Carlos takes the turn, but he’s far behind now.

We can only watch.

The motorcycle flies toward the junction. The conductor must see them because the locomotive’s horn sounds in a long, panicked blast. The train and its line of cars look enormous compared to the insect of a motorcycle trying to outrace it.

“They’re not going to make it,” Carlos mutters.

I stare in horror as Josie’s bike and the train converge on the same point. I close my eyes at the last second, but the explosive sound of the metal-against-metal collision followed by the long squeal of the train’s brakes tells me all I need to know.

EPILOGUE

ONE

TWENTY-FOUR HOURS LATER, I’m standing in front of the door of my house.

I’m a mess.

My legs are covered in painful scabs, the rest of my body full of bruises and welts and scrapes. But it’s my mental state that’s truly in tatters. Despite what Parker and Josie became—despite the crimes they committed—they were people I cared about. I feel like I’m doubly grieving. I’m grieving their deaths, but I’m also grieving the loss of the friends I thought I knew—mourning the fact that two people I had highly respected turned out to be people I never really knew at all.
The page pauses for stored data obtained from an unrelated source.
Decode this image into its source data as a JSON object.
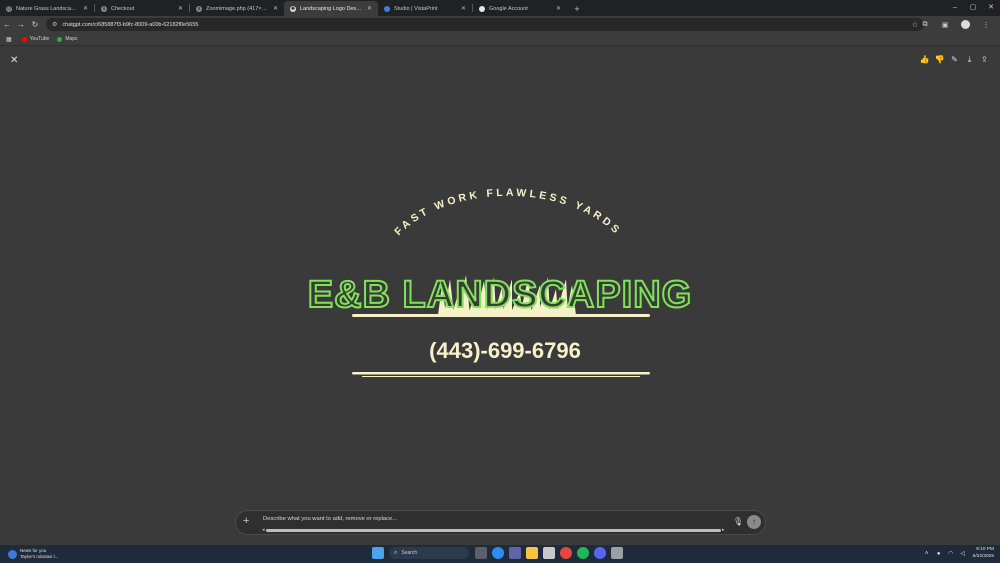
{
  "browser": {
    "tabs": [
      {
        "title": "Nature Grass Landscaping | De",
        "favicon": "d-icon",
        "active": false
      },
      {
        "title": "Checkout",
        "favicon": "checkout-icon",
        "active": false
      },
      {
        "title": "Zoomimage.php (417×471)",
        "favicon": "page-icon",
        "active": false
      },
      {
        "title": "Landscaping Logo Design",
        "favicon": "chatgpt-icon",
        "active": true
      },
      {
        "title": "Studio | VistaPrint",
        "favicon": "vistaprint-icon",
        "active": false
      },
      {
        "title": "Google Account",
        "favicon": "google-icon",
        "active": false
      }
    ],
    "new_tab": "+",
    "window_controls": {
      "minimize": "–",
      "maximize": "▢",
      "close": "✕"
    },
    "url": "chatgpt.com/c/685887f3-b9fc-8009-a00b-62182f0e5655",
    "nav": {
      "back": "←",
      "forward": "→",
      "reload": "↻"
    },
    "bookmarks": [
      {
        "label": "YouTube",
        "color": "#ff0000"
      },
      {
        "label": "Maps",
        "color": "#34a853"
      }
    ]
  },
  "viewer": {
    "close": "✕",
    "actions": [
      {
        "name": "thumbs-up-icon",
        "glyph": "👍"
      },
      {
        "name": "thumbs-down-icon",
        "glyph": "👎"
      },
      {
        "name": "edit-brush-icon",
        "glyph": "✎"
      },
      {
        "name": "download-icon",
        "glyph": "⤓"
      },
      {
        "name": "share-icon",
        "glyph": "⇪"
      }
    ]
  },
  "logo": {
    "tagline": "FAST WORK FLAWLESS YARDS",
    "brand": "E&B LANDSCAPING",
    "phone": "(443)-699-6796",
    "colors": {
      "green": "#7fe357",
      "cream": "#f6f1c8",
      "background": "#3a3a3a"
    }
  },
  "prompt": {
    "placeholder": "Describe what you want to add, remove or replace...",
    "plus": "+",
    "mic": "🎙",
    "send": "↑"
  },
  "taskbar": {
    "news_title": "News for you",
    "news_subtitle": "Taylor's robotaxi l...",
    "search_label": "Search",
    "time": "9:10 PM",
    "date": "6/22/2025"
  }
}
Seeing what was left of them—the pieces scattered on both sides of the railroad track, the stain of gore on the front of the locomotive—was one of the hardest things I’ve ever done. I kept my emotions together while we were on the scene, dealing with the local authorities and bringing the Rangers up to speed on what happened. And I maintained my professionalism as we found Parker and Josie’s kids—hiding out in a hotel in El Paso with Josie’s mom—and broke the news to them that their parents were dead.

Now I’m ready to let the dam burst on my emotions. But when I open the front door, my phone buzzes.

Ty Abrams.

Reluctantly, I answer.

“Wanted to check in and see how you’re doing,” he says.

“I’ve been better.”

He tells me that they’ve located a stack of files Parker kept with Josie’s mom. She thought they were documents for use in case of emergency: insurance policies and the deed to the house and so forth. But the records showed Parker’s advance investigative work to the jobs they pulled.

“As far as we can tell,” Abrams says, “he wasn’t working in cahoots with anyone in law enforcement. It was just good old-fashioned police work that helped him identify his targets.”